Each reference to Christ’s forthcoming ministry, or mission, contained the word and idea of baptism.
Even Jesus submitted Himself to water baptism by John Baptist, not because He needed to confess sin or anything like that, but to identify with it as a requirement and necessary act for true believers. We are told that when Jesus had been baptised
“He came up from the water”, Matthew 3:16.
This indicates that the rite of baptism was enacted by repentant believers going down into the water of the river Jordan, being immersed, and then rising out of the water again.
A similar incident is recorded in Acts 8:36. In this passage there is the remarkable account of the conversion of the Ethiopian Chancellor of the Exchequer, who miraculously meets Philip while he was reading a prophetic chapter of the Old Testament. Philip opens his understanding of what he is reading and the man believes. Not only that but he realises that he needs to be baptised. They come across water and he asks Philip,
“See, here is water. What hinders me from being baptised? Philip and the man then “went down into the water” so he could be baptised. Clearly there was sufficient water for him to be immersed in.

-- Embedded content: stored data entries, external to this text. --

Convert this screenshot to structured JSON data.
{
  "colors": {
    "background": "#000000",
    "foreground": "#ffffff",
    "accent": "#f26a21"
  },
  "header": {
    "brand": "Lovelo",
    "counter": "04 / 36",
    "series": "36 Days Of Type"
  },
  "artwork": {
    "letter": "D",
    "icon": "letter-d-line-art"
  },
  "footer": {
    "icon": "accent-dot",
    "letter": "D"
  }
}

Christian water baptism is an act of obedience and faith. It is also an amazing picture, or visual aid. The person being baptised must be an adult believer and able to confess that Jesus Christ is their Saviour and Lord. They are depicting in their baptism that they have died to their old, former life, were going down into the water as a picture of their watery grave, and rising out of the water depicting their new resurrection life in Christ.
Although water baptism is important for the believer in the New Covenant, it is superseded by baptism with the Spirit. John Baptist said this himself. His whole message was that One was going to come after him who would be a greater Man with a greater ministry. Just as Jesus Christ was the greater Man, so baptism with the Holy Spirit was the greater message.

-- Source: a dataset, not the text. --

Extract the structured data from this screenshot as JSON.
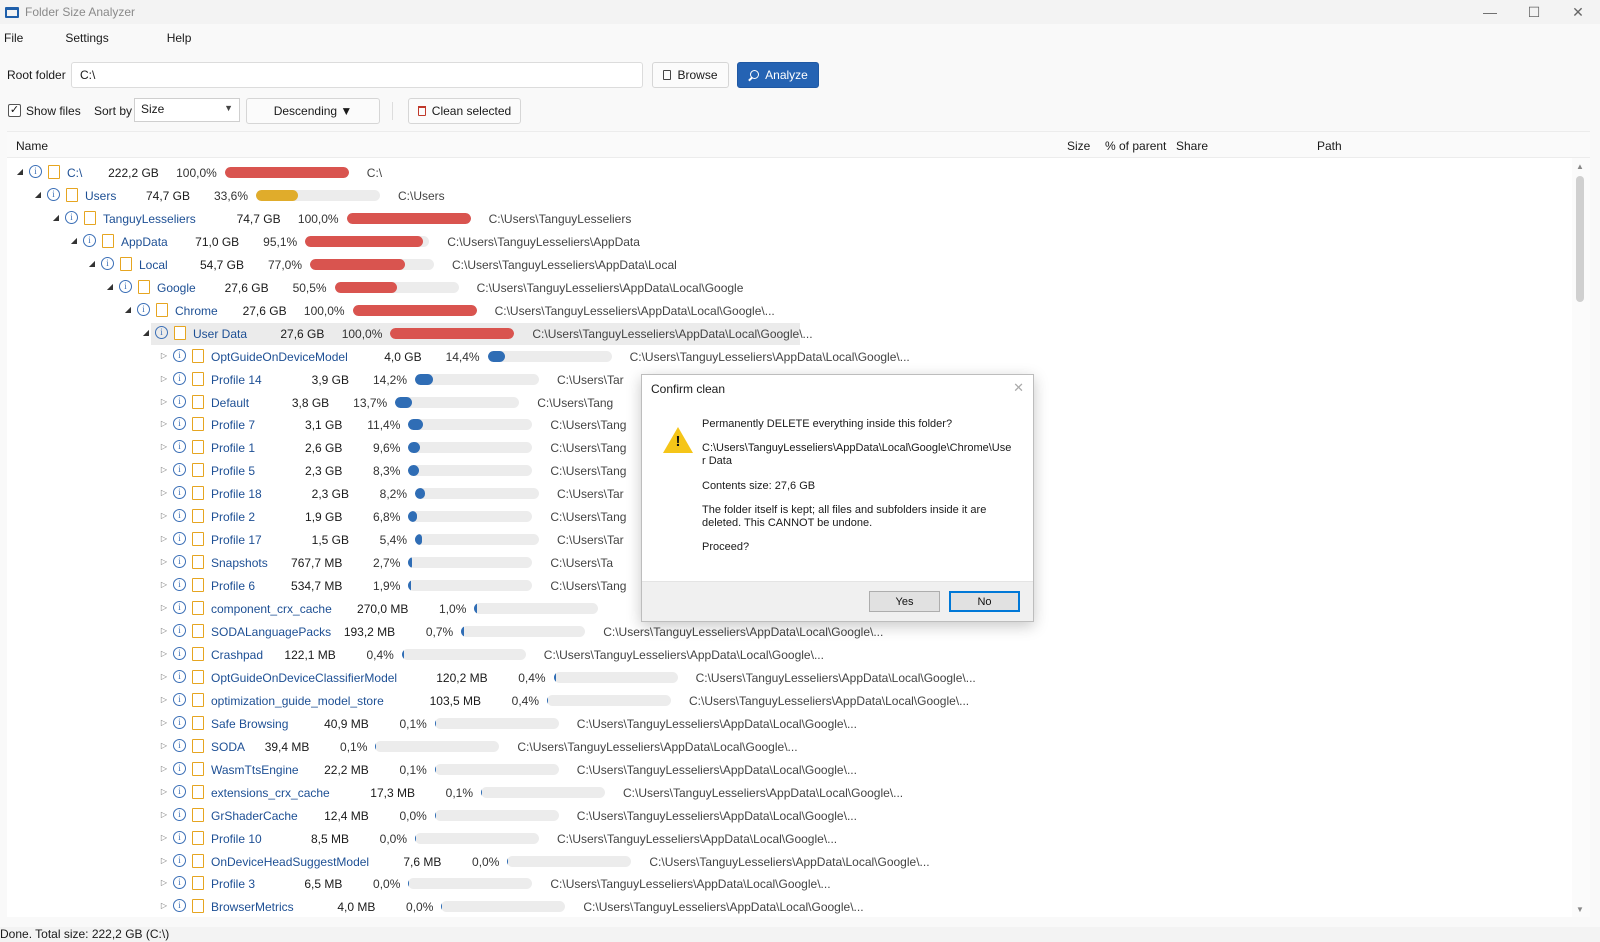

There are only sparse references to baptism in the Old Testament. In that context it would largely be used to describe washing, or ritual cleansing. People asked John Baptist
“Why then do you baptise if you are not the Christ, nor Elijah, nor the Prophet?”, John 1:25.
It seems that the ritual of baptism was associated with the coming of some key figure, even the Messiah. John Baptist quickly distanced himself from that connection and immediately pointed away to the One to come, of which he was the forerunner.
So, we have seen in a number of ways that baptism with the Holy Spirit is the key ministry of Jesus Christ and the experience that we are to know.